Assettate e fatte tutte le schiere, sí de' Vizî come de le Virtú, e dato a catuna schiera buon capitano e gonfalone della sua insegna, la Fede cristiana, la quale era venuta nel campo per atare le Virtudi con grande sforzo di gente, per volontà di tutte l'altre Virtudi si levò ad aringare, acciò che confortasse le genti e ammonissele di ben fare. E disse le sue parole in questo modo:
CAPITOLO XXXVIII
De l'aringamento della Fede, nel qual dice quando si
cominciò la guerra
tra Satanas e l'uomo, e tra' Vizî e le Virtudi, e tra l'una Fede e l'altra.
- Da ch'è
volontà delle Virtudi che sono qui raunate che io dica queste parole, dirolle per loro
comandamento, avegna che per ciascuna di loro fossero me' dette e piú saviamente che per
me. Veritade è che nel tempo che Dio onnipotente fece il cielo e la terra, e formò e
fece il mondo e tutte le cose, in quella stagione ch'elli ebbe luce da tenebre sceverata,
formò e fece de la luce nel paradiso nove ordini d'angeli, l'un grande e l'altro
maggiore; e allogò catuno angelo nel suo sedio in paradiso, acciò che in quelle luogora
fossero gloriosi e beati e participassero con Dio la gloria e la beatitudine sua. E quando
li ebbe fatti e allogati come ho detto di sopra, diede loro pieno arbitrio di far tutte le
lor volontà.
Dopo l'arbitrio dato e conceduto, Lucifero, veggendosi cosí bello e lucente, insuperbio,
e volle porre la sua sedia allato a quella di Dio. E a commettere questo peccato ebbe
seguaci molti angeli di ciascuno ordine; per lo qual peccato fuor cacciati di paradiso e
posti nell'aria ch'è qui di sopra da noi, e fuor poscia appellati demoni.
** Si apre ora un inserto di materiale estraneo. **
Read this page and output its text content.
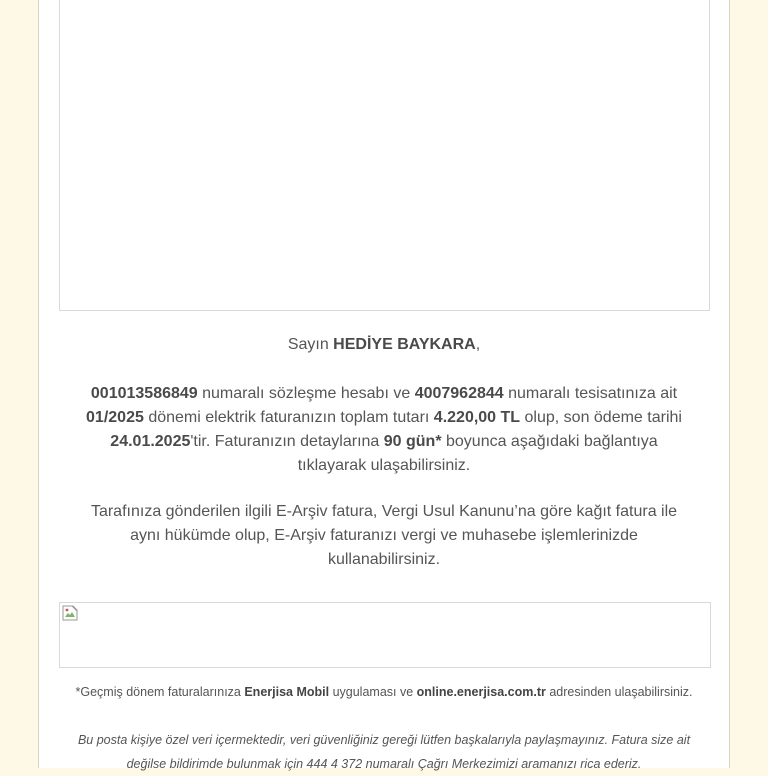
Sayın HEDİYE BAYKARA,
001013586849 numaralı sözleşme hesabı ve 4007962844 numaralı tesisatınıza ait 01/2025 dönemi elektrik faturanızın toplam tutarı 4.220,00 TL olup, son ödeme tarihi 24.01.2025'tir. Faturanızın detaylarına 90 gün* boyunca aşağıdaki bağlantıya tıklayarak ulaşabilirsiniz.
Tarafınıza gönderilen ilgili E-Arşiv fatura, Vergi Usul Kanunu’na göre kağıt fatura ile aynı hükümde olup, E-Arşiv faturanızı vergi ve muhasebe işlemlerinizde kullanabilirsiniz.
*Geçmiş dönem faturalarınıza Enerjisa Mobil uygulaması ve online.enerjisa.com.tr adresinden ulaşabilirsiniz.
Bu posta kişiye özel veri içermektedir, veri güvenliğiniz gereği lütfen başkalarıyla paylaşmayınız. Fatura size ait değilse bildirimde bulunmak için 444 4 372 numaralı Çağrı Merkezimizi aramanızı rica ederiz.
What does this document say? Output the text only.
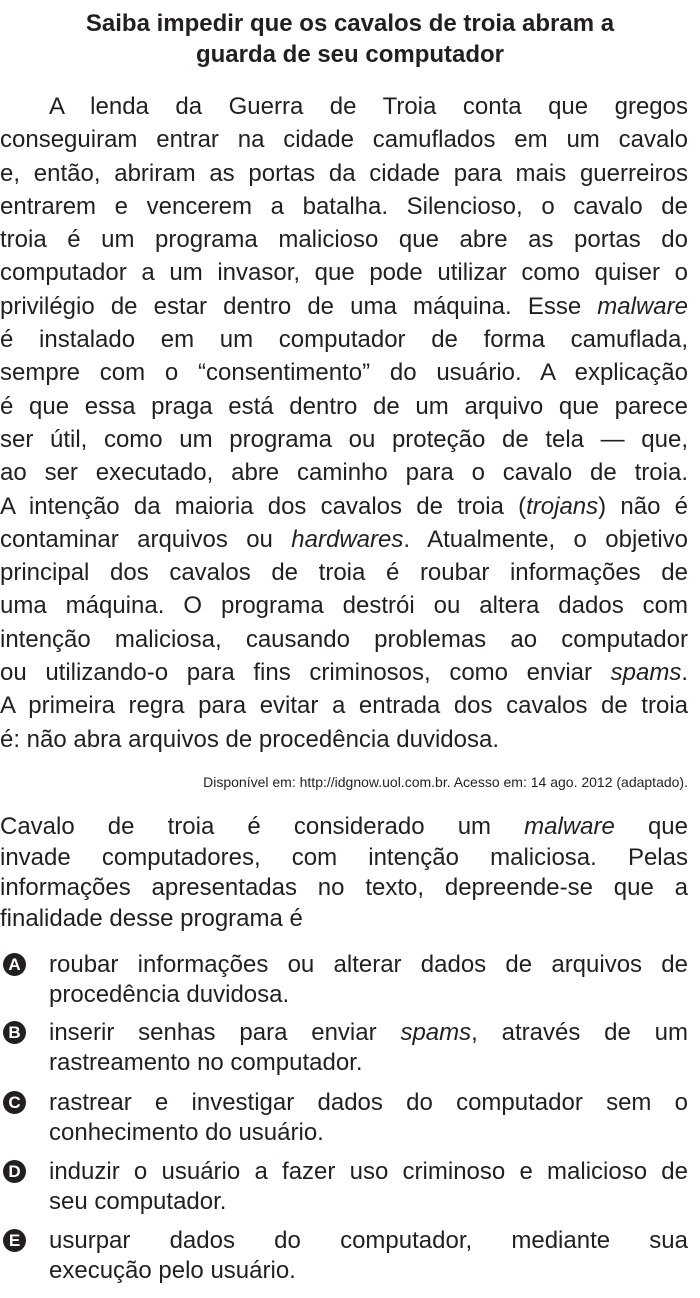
Saiba impedir que os cavalos de troia abram a
guarda de seu computador
A lenda da Guerra de Troia conta que gregos
conseguiram entrar na cidade camuflados em um cavalo
e, então, abriram as portas da cidade para mais guerreiros
entrarem e vencerem a batalha. Silencioso, o cavalo de
troia é um programa malicioso que abre as portas do
computador a um invasor, que pode utilizar como quiser o
privilégio de estar dentro de uma máquina. Esse malware
é instalado em um computador de forma camuflada,
sempre com o “consentimento” do usuário. A explicação
é que essa praga está dentro de um arquivo que parece
ser útil, como um programa ou proteção de tela — que,
ao ser executado, abre caminho para o cavalo de troia.
A intenção da maioria dos cavalos de troia (trojans) não é
contaminar arquivos ou hardwares. Atualmente, o objetivo
principal dos cavalos de troia é roubar informações de
uma máquina. O programa destrói ou altera dados com
intenção maliciosa, causando problemas ao computador
ou utilizando-o para fins criminosos, como enviar spams.
A primeira regra para evitar a entrada dos cavalos de troia
é: não abra arquivos de procedência duvidosa.
Disponível em: http://idgnow.uol.com.br. Acesso em: 14 ago. 2012 (adaptado).
Cavalo de troia é considerado um malware que
invade computadores, com intenção maliciosa. Pelas
informações apresentadas no texto, depreende-se que a
finalidade desse programa é
A roubar informações ou alterar dados de arquivos de
procedência duvidosa.
B inserir senhas para enviar spams, através de um
rastreamento no computador.
C rastrear e investigar dados do computador sem o
conhecimento do usuário.
D induzir o usuário a fazer uso criminoso e malicioso de
seu computador.
E usurpar dados do computador, mediante sua
execução pelo usuário.
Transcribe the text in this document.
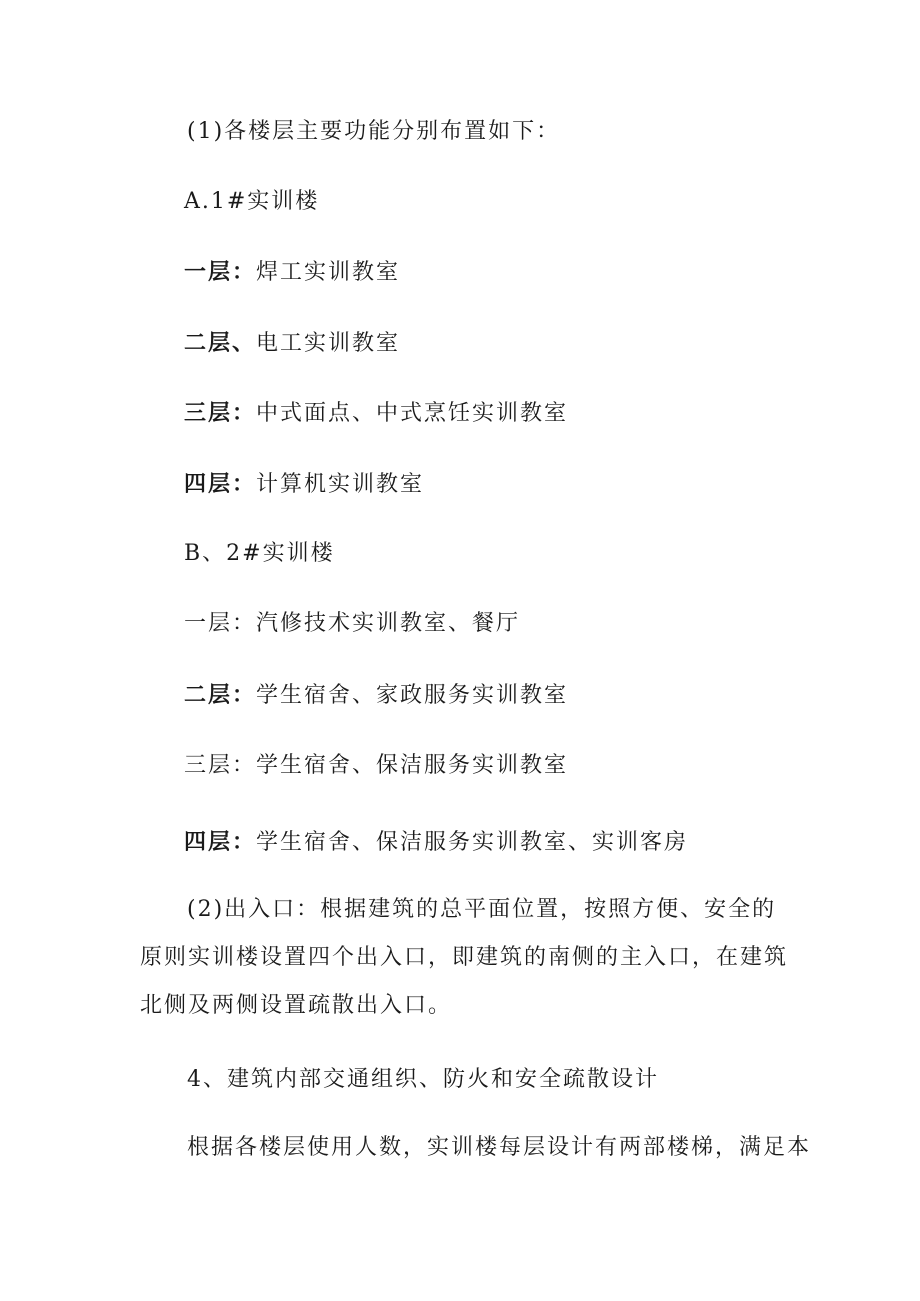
(1)各楼层主要功能分别布置如下：
A.1#实训楼
一层：焊工实训教室
二层、电工实训教室
三层：中式面点、中式烹饪实训教室
四层：计算机实训教室
B、2#实训楼
一层：汽修技术实训教室、餐厅
二层：学生宿舍、家政服务实训教室
三层：学生宿舍、保洁服务实训教室
四层：学生宿舍、保洁服务实训教室、实训客房
(2)出入口：根据建筑的总平面位置，按照方便、安全的原则实训楼设置四个出入口，即建筑的南侧的主入口，在建筑北侧及两侧设置疏散出入口。
4、建筑内部交通组织、防火和安全疏散设计
根据各楼层使用人数，实训楼每层设计有两部楼梯，满足本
- Cacciati i detti angeli di paradiso, e
rimase vòte le sediora loro, Dio onnipotente, veggendo e considerando che non era
convenevole cosa che avesse alcun sedio vòto in cosí nobile luogo, dipo tutte l'opere
sue fece l'uomo e la femina, acciò che quelle santissime sediora vòte dovessero
riempiere, e co' buoni angioli fosser partefici de la gloria e beatitudine di Dio. La qual
cosa seppe Lucifero, appellato Satanas, principe de' dimoni, e fu molto dolente che niun
potesse aver le sediora laond'elli co li suoi seguaci era cacciato, over potesse montare o
salire colà ond'erano discesi. Però si puose contra loro, e per invidia li tentò e
feceli peccare e mangiare il pome vietato, e rompere il comandamento di Dio; per lo qual
peccato fuor cacciati di paradiso e posti in su la terra ne le miserie di questo mondo. E
allotta si cominciò la gran guerra tra l'uomo e la femina co' demoni di ninferno, la
quale è durata infino a ora e durerà infin che basterà l'umana generazione.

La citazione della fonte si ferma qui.